The first step is that part of the CCD standard is the document formats. So when you create a document, it actually creates the formats for certain data. So the first step of Health Story is to let physicians do the dictation and transcription and create these structured documents so that when people are looking at those documents they know exactly where to go to find the information they want. So it’s an incremental step of improvement, and the nice thing is physicians are okay with it because it doesn’t disrupt their workflow, they understand it, and so the adoption should be pretty high.

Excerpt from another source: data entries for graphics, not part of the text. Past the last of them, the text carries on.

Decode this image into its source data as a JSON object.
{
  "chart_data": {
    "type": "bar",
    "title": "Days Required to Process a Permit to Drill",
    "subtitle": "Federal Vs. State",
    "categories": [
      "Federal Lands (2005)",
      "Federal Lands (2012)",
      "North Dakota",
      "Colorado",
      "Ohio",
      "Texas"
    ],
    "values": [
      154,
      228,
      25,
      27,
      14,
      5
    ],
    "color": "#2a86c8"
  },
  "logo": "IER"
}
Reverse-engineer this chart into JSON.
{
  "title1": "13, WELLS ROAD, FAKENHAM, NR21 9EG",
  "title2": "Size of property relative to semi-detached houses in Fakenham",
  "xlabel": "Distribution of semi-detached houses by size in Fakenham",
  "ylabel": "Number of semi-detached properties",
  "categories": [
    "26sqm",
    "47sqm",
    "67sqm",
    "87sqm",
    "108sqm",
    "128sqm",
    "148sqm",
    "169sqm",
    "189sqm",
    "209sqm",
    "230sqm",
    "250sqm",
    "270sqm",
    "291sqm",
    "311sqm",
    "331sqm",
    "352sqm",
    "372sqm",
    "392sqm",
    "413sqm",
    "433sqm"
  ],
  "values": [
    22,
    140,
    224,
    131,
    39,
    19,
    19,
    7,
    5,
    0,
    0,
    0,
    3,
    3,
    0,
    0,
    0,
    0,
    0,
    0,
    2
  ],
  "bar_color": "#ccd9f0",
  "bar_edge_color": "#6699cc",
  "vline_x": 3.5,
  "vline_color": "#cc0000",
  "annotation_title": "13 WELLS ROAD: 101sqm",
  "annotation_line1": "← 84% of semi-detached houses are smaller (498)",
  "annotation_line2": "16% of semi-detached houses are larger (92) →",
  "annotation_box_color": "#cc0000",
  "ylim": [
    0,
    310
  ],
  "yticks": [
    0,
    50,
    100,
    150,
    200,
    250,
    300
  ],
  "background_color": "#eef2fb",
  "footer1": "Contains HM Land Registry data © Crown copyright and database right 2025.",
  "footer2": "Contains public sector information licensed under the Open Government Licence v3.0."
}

One thing you can do to that data is called Natural Language Processing technology. That’s an engine that looks at text to extract discreet data. So retrospectively, you can take those documents around the naturalized processing and extract discreet data for reporting or research or whatever you want to do. What you really want to get to is, as the physician dictates, speech recognition is involved. They can see the text being created. You can actually dictate discreet data into certain fields to be captured and interacted with clinical decision support during that process.
Health Story already has implementation guidelines for several different documents. There is an ideal model in the future where the physicians would dictate, speech recognition would take over, would be able to capture discreet data, would be interacted with clinical systems support. In that scenario, you’d apply evidence-based medicine protocols and clinical decision support while the physician is documenting.